Monthly Archives: November 2012

Double Standard

So this guy is convicted of “intimidating a victim or witness in the third degree”.  He wants to call a witness in his defense, and while she is waiting in the courthouse to testify, the prosecutor arranges to have her arrested.

Before she testifies.  Ironic, don’t you think?

Not a problem, says the Appellate Division.

She never winds up testifying (surprise, surprise) so we don’t know what she would have said.  Great.  If you’re the government and you terrify some defense witness out of testifying at all, you win.  If you’re a private individual doing the same thing – that is, even assuming this guy was guilty of intimidating a victim or witness in the third degree – you get charged and convicted after the government intimidates all your witnesses.

Nice incentives you put in place there, AD.  Even the most mediocre intelligence at the police departments and prosecutor’s offices can figure out what to do now when the defense wants to present some pesky witness that might jeopardize a conviction.

The timing and circumstances of the arrest here yield an inference that is all but mandatory.  That the AD can disingenuously dance around that with a truly laughable feigned ignorance tells you everything you need to know about how the system in working in New York at present.

And in a seemingly unrelated story, a police officer is accused of fabricating evidence, only this time it isn’t get the bad guy; it’s to collect $350 in a small claim against a neighbor.  But it isn’t really unrelated.

Without getting into the merits of that case, the real question is:  why wouldn’t a cop do whatever he felt like doing to vindicate his position?  It’s only in the rarest of cases he word will ever be second guessed.  The cop is just following his training.

And that comes down from the regional appellate court, setting the tone for the whole region.  There could not be a clearer statement from the appellate court that witness intimidation, while a crime for everyone else, is a government prerogative.

This case will be little noted elsewhere, but CDL’s should be up in arms about it.



Filed under Judicial lying/cheating, wrongful convictions

Random Thoughts After Hiatus

For my regular readers I must apologize for an unexplained six week absence.  I must apologize again because I’m not even going to explain it now.  Maybe it doesn’t have any explanation other than it is just one of those things.

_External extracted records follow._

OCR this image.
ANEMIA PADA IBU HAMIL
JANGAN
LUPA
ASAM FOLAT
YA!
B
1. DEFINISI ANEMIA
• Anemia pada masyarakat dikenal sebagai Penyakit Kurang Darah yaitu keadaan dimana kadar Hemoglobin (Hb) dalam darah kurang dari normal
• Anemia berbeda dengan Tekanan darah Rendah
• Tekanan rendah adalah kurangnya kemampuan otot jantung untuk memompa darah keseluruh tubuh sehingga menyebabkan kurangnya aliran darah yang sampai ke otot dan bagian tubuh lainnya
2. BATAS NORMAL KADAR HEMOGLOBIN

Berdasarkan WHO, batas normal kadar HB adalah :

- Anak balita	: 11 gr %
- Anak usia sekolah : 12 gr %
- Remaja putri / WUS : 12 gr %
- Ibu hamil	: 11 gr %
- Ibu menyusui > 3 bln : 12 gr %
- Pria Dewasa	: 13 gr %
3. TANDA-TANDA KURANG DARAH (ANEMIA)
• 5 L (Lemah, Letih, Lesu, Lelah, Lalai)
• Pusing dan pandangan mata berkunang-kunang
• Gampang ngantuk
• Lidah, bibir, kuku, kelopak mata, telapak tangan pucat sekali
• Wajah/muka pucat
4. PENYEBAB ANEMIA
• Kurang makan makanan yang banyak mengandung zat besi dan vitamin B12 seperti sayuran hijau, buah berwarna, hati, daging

In any case a few things transpired during that time that might warrant a thought or two:

– The election went pretty much as I thought, to the extent I thought much about it at all.  Being an exile in my own land I didn’t vote.  I’m pretty much of the opinion that voting is worse than a waste of time:  at this point its primary purpose is to pseudo-legitimize the illegitimate.  Our collective public life needs to undergo a profound transformation that has nothing to do with who is president or what congress is doing.  And there will be such a transformation soon (at least in historical terms) no matter what anyone does or doesn’t do.  Personally, and although it’s not really a strong opinion either, I think constitutional monarchy is the best form of government, precisely because it leads everyone outside the government to the conclusion that the government doesn’t matter much.  That’s much healthier than the current state of affairs.

– The Sessler v. Schiener bout in Livingston County went the way Sessler said it would go when he was assessing his chances objectively before the Republican committee that rejected him:  The Conservative and Republican lines split and the Democrat was elected.  First time a Democrat has held the Livingston County District Attorney’s office office since 1872, according to local news reports.  I don’t know the new incumbent, a former Monroe County ADA named McCaffrey, at all.  But a complete overhaul of that office, particularly with respect to ethics is long overdue and perhaps he will do something in that direction.  One can never hope for too much, though.  Institutional momentum is very powerful and of course crosses party lines.

In any case, Steven Sessler did a very necessary if unheralded public service.  It would be nice if the people of Livingston County appreciated it, but they probably never will.

This scandal is endlessly fascinating, but don’t kid yourself.  The MIC is filled with them.  How one surfaces and becomes an issue while thousands of others go unmentioned is always the real question.

– At various points in the remote past I tried to write songs.  I found it extremely difficult, and have never written one that was any good at all.  So I’m very grateful for those that do.  I don’t envy them.  It recently dawned on me that even from the greatest and most prolific composers – like Mozart – there are only a relative handful of compositions that endure.  It’s much easier to just play music, yet that is how you can fill your world with good music.  To each his own.